LE PTB A T IL CHANGE

Vous trouverez ci-dessous les deux derniers paragraphes d’un très long message d’Ataulfo Riera relatif aux listes unitaires entre le Parti du Travail de Belgique, le Parti Communiste de Belgique et la Ligue Communiste Révolutionnaire pour les élections générales du Dimanche 25 Mai 2014 en Belgique et aux relations entre le PTB et la LCR.

Le message est disponible en totalité à l’adresse ci-dessous.

Bernard Fischer

http://www.avanti4.be/debats-theorie-histoire/article/2014-la-gauche-en-debat-i-remarques-critiques

Le « campisme » dans la tradition trotskyste

Daniel Tanuro affirme par ailleurs que « nous ne perdrons pas de temps à expliquer ici que nous sommes radicalement opposés au stalinisme. Toute notre histoire en atteste, et nous continuons le combat pour un socialisme démocratique autogestionnaire ». En réalité, historiquement, et en dépit du courage admirable de ses militants et du sacrifice de leur vie face à la répression et aux crimes staliniens (qu’on oublie peut être un peu vite), le mouvement trotskyste n’a lui-même pas toujours échappé à certaines dérives de type autoritaire dans ses propres modes de fonctionnement interne ou dans certaines analyses (le mythe du parti « léniniste » ultra-centralisé et hiérarchisé, la défense, même « critique », de la répression sanglante du soulèvement de Kronstadt en 1921 et du mouvement anarchiste en Russie dès 1918).

Il a également connu quelques dérives qu’on peut qualifier de « campistes » vis-à-vis du stalinisme lui-même. Ainsi, même après son exclusion du parti communiste russe et son exil d’URSS en 1929, Trotsky a appelé pendant un moment ses partisans en union soviétique à s’allier à la « fraction centriste » (stalinienne) de la bureaucratie et à Staline lui-même pour s’opposer à « l’aile droite » du parti, identifiée comme plus dangereuse et dont la ligne risquait, croyait-il, de mener au rétablissement du capitalisme. Après la seconde guerre mondiale, en pleine « guerre froide », le courant majoritaire incarné par Michel Pablo dans la quatrième internationale a poussé cette dernière à adopter une orientation de « moindre mal » vis-à-vis de l’URSS stalinienne face au péril d’une guerre impérialiste avec les Etats Unis. La formule peu heureuse « d’état ouvrier dégénéré » (mais « ouvrier » tout de même) pour caractériser la nature de l’URSS a d’ailleurs conduit pendant un an la même quatrième internationale à apporter son soutien « critique » à l’invasion soviétique de l’Afghanistan en 1979.
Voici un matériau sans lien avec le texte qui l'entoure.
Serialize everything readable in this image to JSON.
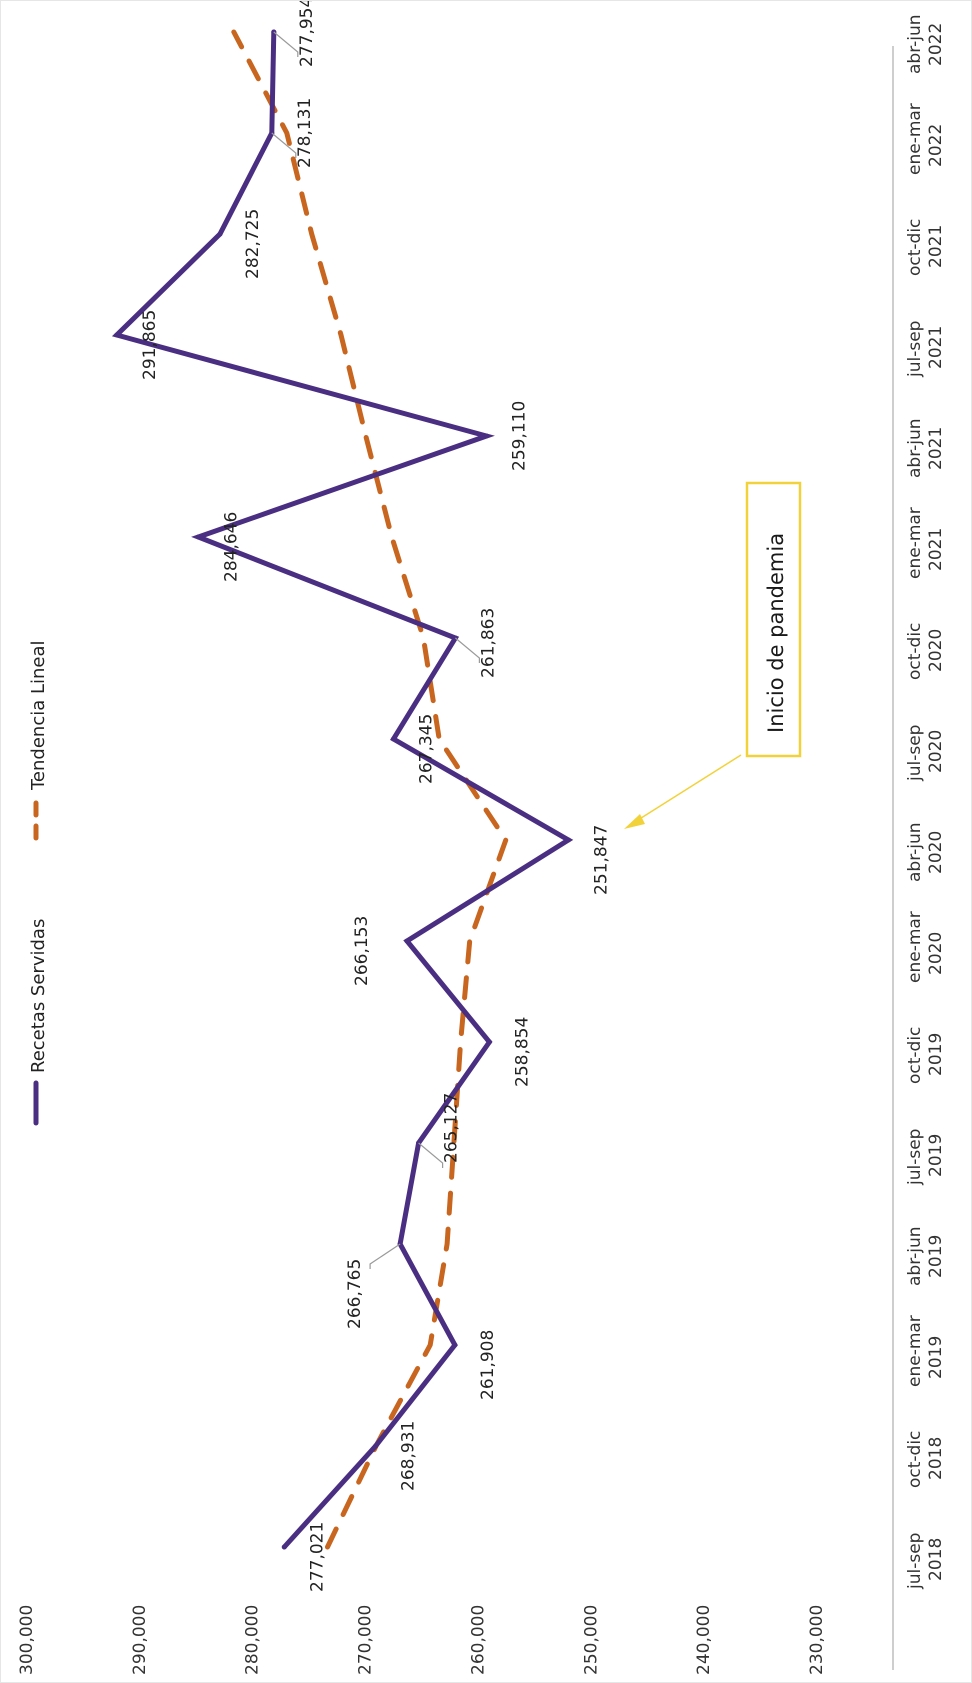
{
  "chart_data": {
    "type": "line",
    "categories": [
      [
        "jul-sep",
        "2018"
      ],
      [
        "oct-dic",
        "2018"
      ],
      [
        "ene-mar",
        "2019"
      ],
      [
        "abr-jun",
        "2019"
      ],
      [
        "jul-sep",
        "2019"
      ],
      [
        "oct-dic",
        "2019"
      ],
      [
        "ene-mar",
        "2020"
      ],
      [
        "abr-jun",
        "2020"
      ],
      [
        "jul-sep",
        "2020"
      ],
      [
        "oct-dic",
        "2020"
      ],
      [
        "ene-mar",
        "2021"
      ],
      [
        "abr-jun",
        "2021"
      ],
      [
        "jul-sep",
        "2021"
      ],
      [
        "oct-dic",
        "2021"
      ],
      [
        "ene-mar",
        "2022"
      ],
      [
        "abr-jun",
        "2022"
      ]
    ],
    "series": [
      {
        "name": "Recetas Servidas",
        "color": "#4a2e82",
        "values": [
          277021,
          268931,
          261908,
          266765,
          265127,
          258854,
          266153,
          251847,
          267345,
          261863,
          284646,
          259110,
          291865,
          282725,
          278131,
          277954
        ],
        "labels": [
          "277,021",
          "268,931",
          "261,908",
          "266,765",
          "265,127",
          "258,854",
          "266,153",
          "251,847",
          "267,345",
          "261,863",
          "284,646",
          "259,110",
          "291,865",
          "282,725",
          "278,131",
          "277,954"
        ]
      },
      {
        "name": "Tendencia Lineal",
        "color": "#c8651e",
        "style": "dashed",
        "values": [
          273200,
          268900,
          264100,
          262600,
          262000,
          261400,
          260600,
          257400,
          263300,
          264700,
          267500,
          269800,
          272000,
          274600,
          276800,
          281500
        ]
      }
    ],
    "value_axis": {
      "ticks": [
        "300,000",
        "290,000",
        "280,000",
        "270,000",
        "260,000",
        "250,000",
        "240,000",
        "230,000"
      ],
      "range": [
        230000,
        300000
      ]
    },
    "annotation": {
      "text": "Inicio de pandemia",
      "points_to": "abr-jun 2020",
      "color": "#f2d23a"
    },
    "legend_position": "top",
    "orientation": "rotated 90 degrees clockwise",
    "grid": false
  }
}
Derrière ces dérives se trouvent donc des conceptions théoriques erronées, incomplètes ou insuffisantes sur le stalinisme, sur la nature des « états socialistes », sur le parti révolutionnaire, sur la révolution et la société post-capitaliste elles-mêmes. Ce sont là des discussions essentielles et pas du tout « dépassées » ou « abstraites » car ces conceptions déterminent tout le travail militant pratique, les modes organisationnels et les orientations politiques pour aujourd’hui et demain. Elles sont absolument indispensables afin de tirer un véritable bilan et des conclusions actuelles vis-à-vis du désastre stalinien, pour surmonter ses conséquences et pour comprendre aussi l’échec du mouvement trotskyste en général dans ses tentatives de construire des partis ayant une influence de masse durable.
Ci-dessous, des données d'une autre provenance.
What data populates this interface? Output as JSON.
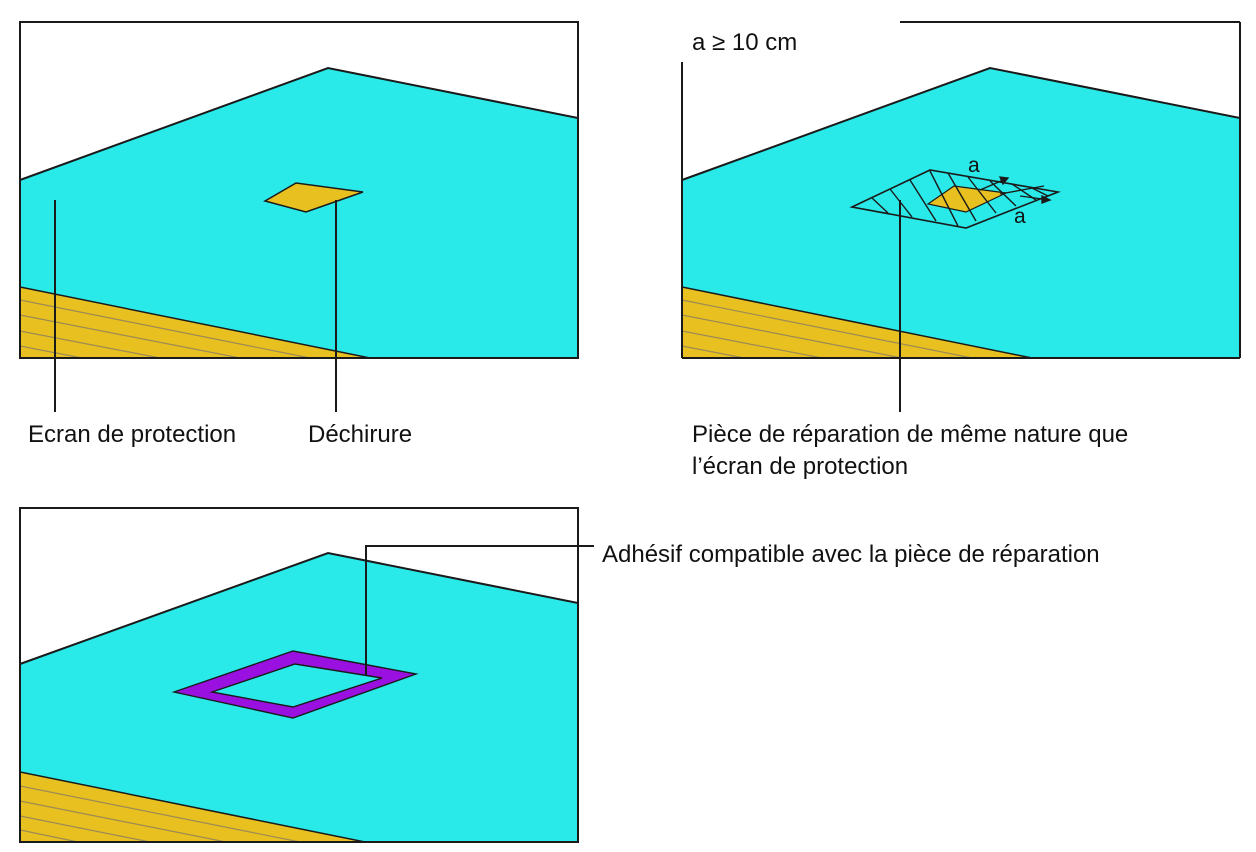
{
  "colors": {
    "screen": "#2ae9e9",
    "tear": "#e8c020",
    "adhesive": "#9a10e0",
    "stroke": "#1a1a1a",
    "insulation_line": "#9c8a55"
  },
  "panel1": {
    "label_screen": "Ecran de protection",
    "label_tear": "Déchirure"
  },
  "panel2": {
    "dimension_note": "a ≥ 10 cm",
    "dim_a_top": "a",
    "dim_a_bottom": "a",
    "label_patch_line1": "Pièce de réparation de même nature que",
    "label_patch_line2": "l’écran de protection"
  },
  "panel3": {
    "label_adhesive": "Adhésif compatible avec la pièce de réparation"
  }
}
Mais ces questions ne figurent visiblement pas dans les priorités ou dans les préoccupations de la direction actuelle de la LCR. Et ce détour sur les dérives campistes du trotskysme vis-à-vis du stalinisme éclaire mieux en tous les cas la suite de l’article cité de Daniel Tanuro quand il en arrive à cette conclusion « qu’on ne compte pas sur nous pour embrayer aujourd’hui dans la dénonciation tapageuse de l’idéologie autour de laquelle Ludo Martens a bâti son parti, et des pratiques politiques qui en ont résulté ».
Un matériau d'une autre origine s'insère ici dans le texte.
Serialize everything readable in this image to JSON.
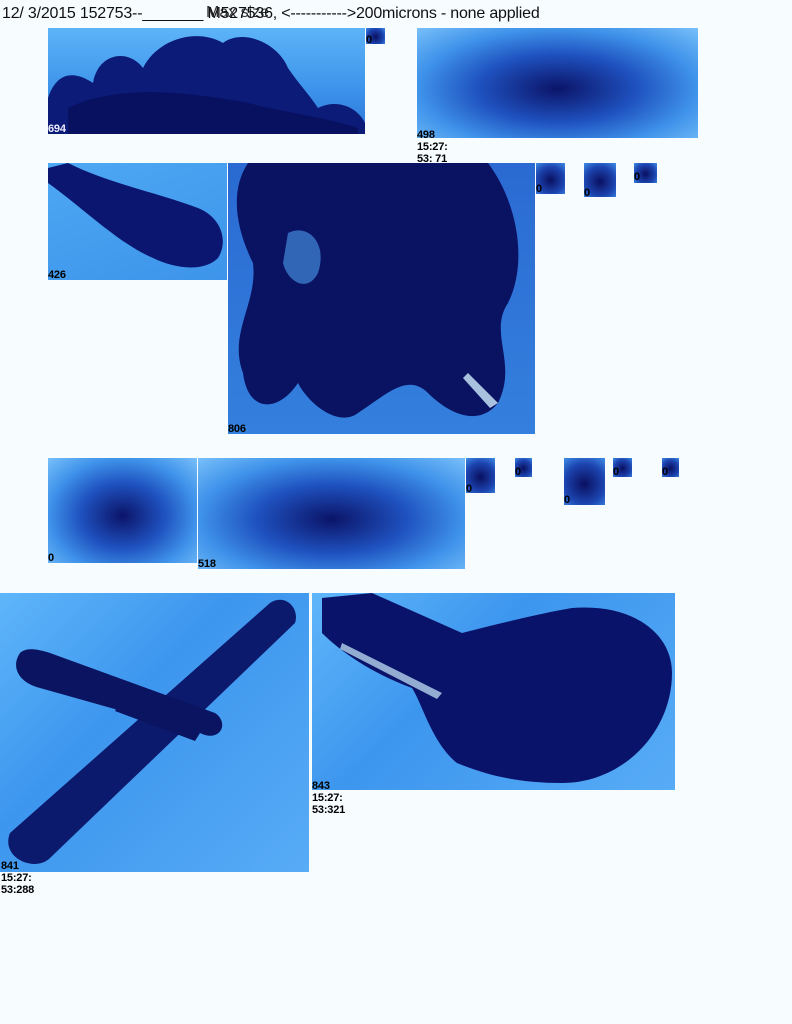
{
  "header": {
    "text": "12/ 3/2015 152753--_______ M527536, <----------->200microns - none applied",
    "overlap_text": "Max size"
  },
  "particles": [
    {
      "id": "p1",
      "label": "694"
    },
    {
      "id": "p2",
      "label": "0"
    },
    {
      "id": "p3",
      "label": "498\n15:27:\n53: 71"
    },
    {
      "id": "p4",
      "label": "426"
    },
    {
      "id": "p5",
      "label": "806"
    },
    {
      "id": "p6",
      "label": "0"
    },
    {
      "id": "p7",
      "label": "0"
    },
    {
      "id": "p8",
      "label": "0"
    },
    {
      "id": "p9",
      "label": "0"
    },
    {
      "id": "p10",
      "label": "518"
    },
    {
      "id": "p11",
      "label": "0"
    },
    {
      "id": "p12",
      "label": "0"
    },
    {
      "id": "p13",
      "label": "0"
    },
    {
      "id": "p14",
      "label": "0"
    },
    {
      "id": "p15",
      "label": "0"
    },
    {
      "id": "p16",
      "label": "841\n15:27:\n53:288"
    },
    {
      "id": "p17",
      "label": "843\n15:27:\n53:321"
    }
  ]
}
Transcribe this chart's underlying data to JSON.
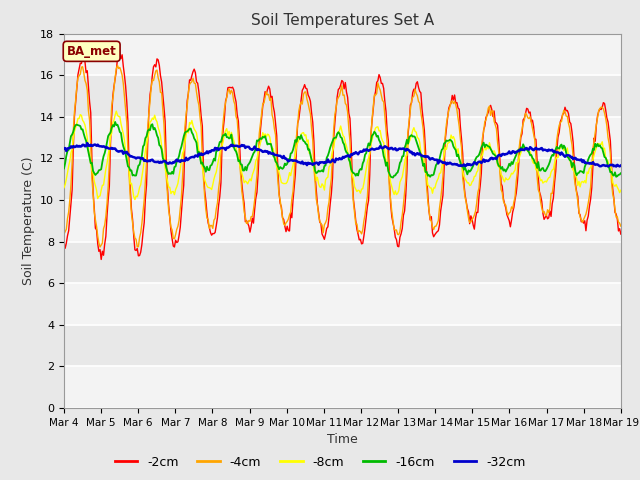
{
  "title": "Soil Temperatures Set A",
  "xlabel": "Time",
  "ylabel": "Soil Temperature (C)",
  "ylim": [
    0,
    18
  ],
  "yticks": [
    0,
    2,
    4,
    6,
    8,
    10,
    12,
    14,
    16,
    18
  ],
  "annotation": "BA_met",
  "annotation_color": "#8B0000",
  "annotation_bg": "#FFFFC0",
  "fig_bg": "#E8E8E8",
  "plot_bg": "#E8E8E8",
  "line_colors": {
    "-2cm": "#FF0000",
    "-4cm": "#FFA500",
    "-8cm": "#FFFF00",
    "-16cm": "#00BB00",
    "-32cm": "#0000CC"
  },
  "line_widths": {
    "-2cm": 1.0,
    "-4cm": 1.0,
    "-8cm": 1.0,
    "-16cm": 1.3,
    "-32cm": 1.8
  },
  "xtick_labels": [
    "Mar 4",
    "Mar 5",
    "Mar 6",
    "Mar 7",
    "Mar 8",
    "Mar 9",
    "Mar 10",
    "Mar 11",
    "Mar 12",
    "Mar 13",
    "Mar 14",
    "Mar 15",
    "Mar 16",
    "Mar 17",
    "Mar 18",
    "Mar 19"
  ],
  "n_points": 480,
  "days": 15
}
Autrement dit, la critique de l’idéologie stalinienne du PTB doit être mise en sourdine sous prétexte que le Parti Socialiste et des médias l’utilisent dans leur lutte contre la concurrence électorale incarnée par ce parti. Bien entendu, il ne s’agit pas de hurler avec les vieux barons du Parti Socialiste contre le prétendu « rexisme » du PTB et il faut dénoncer ces amalgames odieux. C’est une chose. Mais les critiques sur le stalinisme interne, ou sur certaines contradictions, faites parfois par des journalistes consciencieux qui font leur travail (et on ne peut pas leur demander plus), c’est tout autre chose. Or, selon Daniel Tanuro, puisque le Parti Socialiste et des médias font de mauvais procès au PTB, et surtout avec de bien mauvaises intentions derrière, alors la LCR s’abstiendra quant à elle de critiquer l’idéologie stalinienne du PTB et ses pratiques pour ne pas soi disant « ajouter de l’eau au moulin ».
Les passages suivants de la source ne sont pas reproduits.